Reflection
David Jeske
jeske@home.chat.net
Sun, 3 Jan 1999 10:13:49 -0800
On Sun, Jan 03, 1999 at 10:28:55AM +0100, Anders Petersson wrote:
> All that in the kernel? No way. That rules reflective kernel out. Besides,
> I see no need to have all that in the kernel to replace it without rebooting.
I believe you have misunderstood. His statement was that in order to
make a design like linux reflective, you might do that. However, if
you have a better orginization, you arn't going to have 'a linux
kernel with a compiler built in'. I think his example of putting a
compiler into the linux kernel wasn't a good one to express the idea
of reflection anyhow.
> >Sounds good so far.

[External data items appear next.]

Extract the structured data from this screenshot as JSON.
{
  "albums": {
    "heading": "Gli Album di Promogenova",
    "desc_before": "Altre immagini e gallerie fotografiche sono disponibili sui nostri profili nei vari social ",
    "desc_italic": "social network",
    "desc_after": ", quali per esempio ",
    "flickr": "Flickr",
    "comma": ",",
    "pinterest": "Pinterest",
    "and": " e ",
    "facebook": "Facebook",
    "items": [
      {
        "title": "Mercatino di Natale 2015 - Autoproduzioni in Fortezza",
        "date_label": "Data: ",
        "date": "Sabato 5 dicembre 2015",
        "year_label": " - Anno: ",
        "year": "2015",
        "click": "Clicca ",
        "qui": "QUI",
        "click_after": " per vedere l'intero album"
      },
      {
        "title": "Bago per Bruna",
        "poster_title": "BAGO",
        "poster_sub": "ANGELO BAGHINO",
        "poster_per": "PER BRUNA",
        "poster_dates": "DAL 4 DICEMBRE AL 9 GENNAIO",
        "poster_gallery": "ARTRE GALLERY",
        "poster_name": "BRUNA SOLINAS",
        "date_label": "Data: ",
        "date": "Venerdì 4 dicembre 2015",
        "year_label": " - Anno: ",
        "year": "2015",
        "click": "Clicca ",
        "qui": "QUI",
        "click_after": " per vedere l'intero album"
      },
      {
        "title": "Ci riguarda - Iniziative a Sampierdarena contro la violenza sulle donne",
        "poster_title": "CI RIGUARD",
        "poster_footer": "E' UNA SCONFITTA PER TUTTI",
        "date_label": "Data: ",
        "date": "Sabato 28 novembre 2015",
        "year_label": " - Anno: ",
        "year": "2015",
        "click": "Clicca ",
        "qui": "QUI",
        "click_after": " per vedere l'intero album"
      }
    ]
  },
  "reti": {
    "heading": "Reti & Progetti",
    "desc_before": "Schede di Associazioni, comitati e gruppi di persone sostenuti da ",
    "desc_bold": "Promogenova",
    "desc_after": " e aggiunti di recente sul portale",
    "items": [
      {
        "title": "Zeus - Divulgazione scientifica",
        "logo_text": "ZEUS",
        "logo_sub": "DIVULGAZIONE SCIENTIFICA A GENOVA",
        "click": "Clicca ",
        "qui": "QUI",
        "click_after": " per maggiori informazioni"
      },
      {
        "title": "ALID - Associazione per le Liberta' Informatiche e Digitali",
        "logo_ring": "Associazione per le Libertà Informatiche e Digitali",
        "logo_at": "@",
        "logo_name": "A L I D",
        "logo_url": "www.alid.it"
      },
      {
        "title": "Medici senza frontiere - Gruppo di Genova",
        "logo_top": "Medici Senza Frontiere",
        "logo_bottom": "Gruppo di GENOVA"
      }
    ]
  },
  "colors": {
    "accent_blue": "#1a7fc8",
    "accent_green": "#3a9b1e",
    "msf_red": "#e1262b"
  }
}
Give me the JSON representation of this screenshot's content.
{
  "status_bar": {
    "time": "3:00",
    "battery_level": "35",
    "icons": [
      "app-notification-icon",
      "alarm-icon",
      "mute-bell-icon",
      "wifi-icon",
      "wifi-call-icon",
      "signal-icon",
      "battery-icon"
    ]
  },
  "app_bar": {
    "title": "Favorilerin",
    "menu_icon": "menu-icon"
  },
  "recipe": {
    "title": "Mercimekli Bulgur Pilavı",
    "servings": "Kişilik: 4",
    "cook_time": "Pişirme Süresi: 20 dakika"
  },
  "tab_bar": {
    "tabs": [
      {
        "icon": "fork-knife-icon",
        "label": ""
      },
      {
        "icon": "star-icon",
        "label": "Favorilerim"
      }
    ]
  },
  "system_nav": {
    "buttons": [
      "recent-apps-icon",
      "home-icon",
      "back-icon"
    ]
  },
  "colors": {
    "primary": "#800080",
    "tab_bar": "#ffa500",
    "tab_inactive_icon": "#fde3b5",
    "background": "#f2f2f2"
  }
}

Just consider the above example for mOS, instead of
> >Linux, and you will get an idea of what you are up against.
>
> Keep your reflective hands off mOS. :) We're aiming for a small-sized
> kernel, not a reflective giant.
I certainly wouldn't advocate making the kind of system Tril is
advocating by 'writing a kernel and throwing a compiler into it'. He
was just presenting an analogy. The idea is that the system should
have enough information to understand itself and it's own
data-structures. See the post I made for what I think is a more
concrete example.
> >Remember, every system has reflection. It's just how long the road is
> >(and how bumpy) from one system to the changed system.
>
> Don't forget that there's a prize for everything. Will the advantages with
> good reflection weight heavier than the disadvantages? (I bet you answer
> "yes"...)
That depends on whether you think it's important to have many
components work together, whether it's important to truly reuse
software components. Think of reflection as the idea of 'keeping
around all the meta-information you can' about objects/code, and
making sure the system can modify/replace things at any time. I gave
examples of how current systems are incapable of this and how you
might make them more capable of this in my post.